Un puñado de nubes, 08

16-02-2011.
Aquel jueves de la cita se alumbró el cielo con un sol bobo, bermejo, áspero como polvo de ladrillo y cuarteado por densos nubarrones que anunciaban la inminente borrasca.
Amalia había tomado el autobús que la habría de dejar a pocos metros del café en donde conocería a León y a donde llegaría dentro de unos veinte minutos.
—Ojalá sea puntual —se dijo—, porque no estoy dispuesta a esperar sola mucho tiempo y menos en un bar.
Con la mirada perdida, contemplaba a través de la ventana cómo la gente, huyendo de la mojada ventolera, caminaba deprisa por las aceras hasta desaparecer tras el umbral de una casa o de una tienda. Las calles parecían resbaladizas y blandas como jabón derretido.

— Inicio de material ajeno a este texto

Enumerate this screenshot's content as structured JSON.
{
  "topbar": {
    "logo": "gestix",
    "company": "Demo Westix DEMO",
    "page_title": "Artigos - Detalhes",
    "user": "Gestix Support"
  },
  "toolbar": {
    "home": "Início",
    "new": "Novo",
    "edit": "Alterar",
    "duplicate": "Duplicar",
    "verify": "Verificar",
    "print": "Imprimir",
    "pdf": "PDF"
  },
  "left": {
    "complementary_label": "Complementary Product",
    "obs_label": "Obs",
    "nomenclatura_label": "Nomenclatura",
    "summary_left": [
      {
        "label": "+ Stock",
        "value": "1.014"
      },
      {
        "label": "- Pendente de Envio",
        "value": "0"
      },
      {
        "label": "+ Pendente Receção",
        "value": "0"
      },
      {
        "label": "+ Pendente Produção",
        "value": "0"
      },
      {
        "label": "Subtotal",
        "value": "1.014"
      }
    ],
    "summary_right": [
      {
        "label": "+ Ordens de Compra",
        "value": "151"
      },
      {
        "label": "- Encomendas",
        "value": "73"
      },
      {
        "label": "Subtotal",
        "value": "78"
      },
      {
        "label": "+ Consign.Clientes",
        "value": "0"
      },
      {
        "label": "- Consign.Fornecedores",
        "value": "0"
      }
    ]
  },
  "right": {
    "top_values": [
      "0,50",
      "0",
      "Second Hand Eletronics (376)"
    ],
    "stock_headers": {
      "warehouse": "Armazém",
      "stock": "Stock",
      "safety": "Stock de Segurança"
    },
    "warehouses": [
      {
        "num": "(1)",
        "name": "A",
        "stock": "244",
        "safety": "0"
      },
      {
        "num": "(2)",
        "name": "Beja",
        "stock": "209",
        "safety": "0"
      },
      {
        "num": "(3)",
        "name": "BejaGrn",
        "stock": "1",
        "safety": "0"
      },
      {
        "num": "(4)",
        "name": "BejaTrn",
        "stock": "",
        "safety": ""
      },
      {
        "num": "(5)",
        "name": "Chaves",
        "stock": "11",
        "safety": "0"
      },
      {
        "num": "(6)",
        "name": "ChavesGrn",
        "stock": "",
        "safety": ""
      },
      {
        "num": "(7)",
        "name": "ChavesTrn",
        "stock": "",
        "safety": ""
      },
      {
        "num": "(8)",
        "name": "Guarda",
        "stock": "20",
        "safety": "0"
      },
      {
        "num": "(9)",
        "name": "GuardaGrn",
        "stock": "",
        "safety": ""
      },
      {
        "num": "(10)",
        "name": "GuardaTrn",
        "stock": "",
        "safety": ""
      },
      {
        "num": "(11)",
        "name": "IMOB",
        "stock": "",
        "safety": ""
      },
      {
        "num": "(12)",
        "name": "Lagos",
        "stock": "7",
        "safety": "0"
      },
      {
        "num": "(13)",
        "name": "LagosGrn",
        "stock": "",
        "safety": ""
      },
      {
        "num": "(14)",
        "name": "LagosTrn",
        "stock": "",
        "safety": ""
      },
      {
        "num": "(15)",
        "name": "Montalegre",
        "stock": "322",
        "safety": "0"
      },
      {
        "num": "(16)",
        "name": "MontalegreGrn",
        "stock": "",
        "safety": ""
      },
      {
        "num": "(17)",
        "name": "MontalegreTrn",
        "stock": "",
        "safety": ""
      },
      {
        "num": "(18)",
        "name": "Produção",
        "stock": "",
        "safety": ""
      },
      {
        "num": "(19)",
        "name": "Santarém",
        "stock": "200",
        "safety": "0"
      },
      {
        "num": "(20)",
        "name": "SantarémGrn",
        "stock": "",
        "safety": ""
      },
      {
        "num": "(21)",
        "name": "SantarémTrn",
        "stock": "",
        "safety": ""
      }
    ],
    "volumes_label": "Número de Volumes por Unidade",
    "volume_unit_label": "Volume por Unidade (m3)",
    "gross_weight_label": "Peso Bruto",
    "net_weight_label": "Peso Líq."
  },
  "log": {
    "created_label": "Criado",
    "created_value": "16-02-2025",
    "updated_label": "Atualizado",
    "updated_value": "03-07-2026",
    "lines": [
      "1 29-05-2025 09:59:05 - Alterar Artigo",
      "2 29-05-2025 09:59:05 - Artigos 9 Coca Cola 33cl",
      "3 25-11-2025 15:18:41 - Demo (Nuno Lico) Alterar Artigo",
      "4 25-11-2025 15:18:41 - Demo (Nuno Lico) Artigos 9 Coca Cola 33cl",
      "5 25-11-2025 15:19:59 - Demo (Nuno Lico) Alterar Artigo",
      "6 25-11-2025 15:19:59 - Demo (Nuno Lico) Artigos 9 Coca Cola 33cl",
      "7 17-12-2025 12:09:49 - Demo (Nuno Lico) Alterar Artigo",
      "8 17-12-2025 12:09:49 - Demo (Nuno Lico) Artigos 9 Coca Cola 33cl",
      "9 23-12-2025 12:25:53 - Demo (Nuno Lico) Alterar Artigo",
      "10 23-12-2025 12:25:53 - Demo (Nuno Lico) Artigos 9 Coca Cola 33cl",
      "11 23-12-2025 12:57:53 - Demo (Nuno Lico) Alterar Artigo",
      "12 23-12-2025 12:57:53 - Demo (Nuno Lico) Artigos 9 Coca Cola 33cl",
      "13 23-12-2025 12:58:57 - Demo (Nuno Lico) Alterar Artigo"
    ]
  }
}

—¡Cuánto tiempo, Dios mío! —se dijo al pasar por la iglesia de San Miguel en donde, quince años antes, tuvo lugar el funeral de su marido. Y un suspiro, más de liberación que de pesadumbre, acompañó al recuerdo de sus años de matrimonio—. Años y años barriendo la casa, lavándole la ropa, planchándole pantalones y camisas y haciéndole de comer a un holgazán que me enamoró con su labia, su mirada zalamera, su manera de abrazar, sus rizos acharolados y sus deslumbrantes promesas.
Hija única de padres ya maduros, la soledad de Amalia empezó de hecho no mucho después de su boda, cuando ellos fallecieron a pocos meses de diferencia. Fue entonces cuando brotó en ella la costumbre de pasearse por toda la casa, doliéndose de que su vieja madre la hubiera educado como a una princesita para que, una vez casada, terminara como una sirvienta con un marido zángano que, noche tras noche, se acostaba a las tantas borracho, fumando bocarriba y esperando que le lloviera el pan del cielo, mientras ella se tronchaba los riñones tratando de mantener a flote una casa que parecía sujeta con alfileres, como si las manos de su marido no estuvieran hechas para otros menesteres que no fueran los de pasar día y noche en bares y prostíbulos, dilapidando la pobre fortuna que ella había recibido a la muerte de sus padres.

Año tras año y noche tras noche, se quedaba sentada en la cama, como pasmada, contemplando aquel nunca utilizado cogollito, fláccido como la guata, hasta que una fulminante embolia pulmonar se lo llevó y fue entonces cuando los enmudecidos desahogos se desbordaron en un torrente incontenible, desatado en gemidos y lágrimas.
En la penumbra de la casa, la viuda solitaria sólo tuvo un gato que, durante muchos años, fue el único confidente de sus recuerdos y de sus deseos más reprimidos. A menudo, lo veía pasar con su andar mullido mientras ella, sentada en el humilde sillón de la sala con la mirada absorta en la pantalla de la televisión y los brazos cruzados, sentía transcurrir el tiempo.
Amalia vagaba, en una madurez anacoreta, barriendo, limpiando, mirando la tele y cocinando lo poco que comía ‑«¡Qué puedo yo hacer con los seiscientos y pico euros que me dan de pensión!»‑, mientras la voracidad del olvido le iba lentamente carcomiendo los recuerdos.
A menudo, hacía conmovedores esfuerzos por parecer alegre, locuaz y simpática, cuando se cruzaba en el mercado con alguna vecina; pero bastaba ver su palidez y el cerco de sus ojos para saber que no podía con su alma.
Un día, mirándose en el espejo, se asombró de cuánto había envejecido y hasta qué punto había desaparecido el esplendor de su cara. Fue entonces cuando escarbó en lo más profundo de su corazón, buscando la energía que le permitiera responder a su desgracia, y encontró una rabia reflexiva con la cual se juró darle una solución al desesperado vacío de la soledad. Ese fue el incentivo que la lanzó a apresurar la búsqueda de una solución.
Ahora, mirando a través de la ventanilla del autobús que la llevaba a la cita, Amalia recordaba que, ese mismo día de voluntad rabiosa, se arregló lo mejor que pudo y viajó a los estudios de Canal Sur. ¿Conseguiría atraer la atención del hombre que deseaba encontrar? Cuando habló por teléfono con quien decía llamarse León, le gustó su voz suave como el roce de la seda. «Yo llevaré una corbata roja», le dijo lacónicamente al despedirse.
Cuando Amalia abrió con cierta timidez la puerta del bar, vio que estaba anegado en la penumbra y casi vacío. Mientras sacudía el paraguas, observó que la única persona que estaba sola era un hombre que leía un periódico y cuya calvicie parecía precipitarlo en el abismo de una vejez prematura. Se acercó a él y le extendió la mano diciéndole:
—Hola, León. Buenas tardes. Soy Amalia. ¿Pero no me habías dicho que llevarías una corbata de color rojo?